Empirical Spine’s LimiFlex Device Granted Breakthrough Designation Status
The U.S. Food and Drug Administration (FDA) has granted Breakthrough Device status to Empirical Spine Inc.’s LimiFlex Paraspinous Tension Band.
“Our receipt of the Breakthrough Device Designation is a welcome milestone in realizing our mission to improve the quality of life of patients receiving spine surgery,” said Richard Treadwell, CEO of Empirical Spine. “We appreciated the collaboration with FDA as we identified and addressed the key questions required to secure this designation. We look forward to further collaboration as we gather data supporting our PMA application for US approval. LimiFlex is poised to become a powerful new tool to treat degenerative spondylolisthesis in an effective and less invasive way than the current standard.”
The FDA determined that LimiFlex holds the potential to offer significant advantages over existing approved or cleared treatment alternatives. Key potential benefits cited in the Breakthrough Device Designation application include less invasive and shorter surgery, improved intra- and post-operative outcomes, reduction or elimination of hospitalization length of stay, and improved patient quality of life, including motion-preservation at the affected spinal level.
LimiFlex, new to the U.S. market, is an investigational device designed as an alternative to spinal fusion for patients receiving surgical decompression for grade 1 lumbar degenerative spondylolisthesis with spinal stenosis. LimiFlex does not involve any screws or bone grafts, which disrupt the natural motion between spine segments. Instead, LimiFlex is designed to stabilize the spine without fusing it, thereby preserving motion. The device works by supporting and enhancing the spine’s natural biomechanics with stabilizing yet flexible elements.
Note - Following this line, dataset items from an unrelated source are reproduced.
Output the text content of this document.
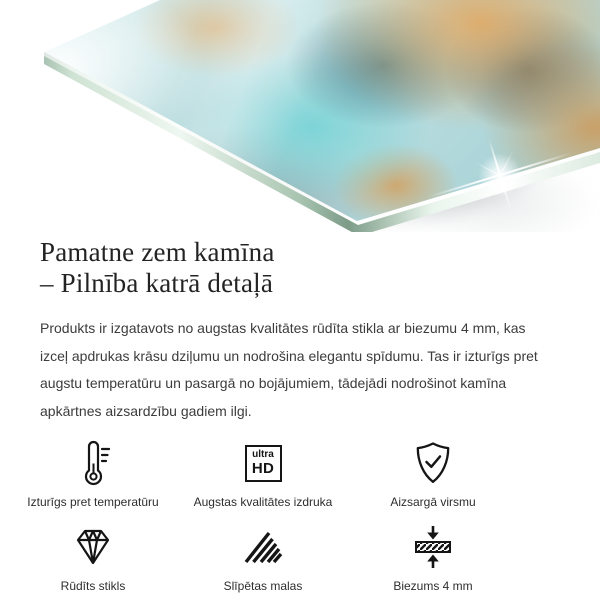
Pamatne zem kamīna
– Pilnība katrā detaļā

Produkts ir izgatavots no augstas kvalitātes rūdīta stikla ar biezumu 4 mm, kas izceļ apdrukas krāsu dziļumu un nodrošina elegantu spīdumu. Tas ir izturīgs pret augstu temperatūru un pasargā no bojājumiem, tādejādi nodrošinot kamīna apkārtnes aizsardzību gadiem ilgi.

Izturīgs pret temperatūru
ultra
HD
Augstas kvalitātes izdruka	Aizsargā virsmu
Rūdīts stikls	Slīpētas malas	Biezums 4 mm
The LimiFlex device is placed following a standard decompression surgery, typically in less than 20 minutes. The less invasive nature of the procedure also offers promise as an outpatient or ambulatory surgery, providing significant flexibility to patients and their surgeons, as well as the potential for significant cost savings compared to inpatient fusion surgery.
The FDA’s Breakthrough Devices program accelerates the development of medical devices with the potential to effectively treat or diagnose life-threatening or irreversibly debilitating diseases. Currently, an estimated 140,000 patients receive lumbar fusion annually for degenerative spondylolisthesis in the US alone. Despite reported results superior to standalone decompression, instrumented fusion remains an invasive surgical option not appropriate or desirable for many patients due to its longer recovery time and postoperative complications. Post-fusion rates of adjacent segment degeneration, just one important sequela that can lead to additional fusion surgery, range from 20 percent to 40 percent in the literature.
Previously, Empirical Spine announced initiation of the PMA process with FDA, after fully enrolling a pivotal IDE trial in 2020 comparing LimiFlex to transforaminal lumbar interbody fusion (TLIF) following decompression surgery. LimiFlex received the CE mark in 2009 and has been implanted with excellent results in more than 2,000 European patients. Results to date, including 10-years’ experience with the device in Europe, show the potential for LimiFlex to provide a robust, motion-preserving, minimally-invasive, outpatient/ASC solution for this large patient category.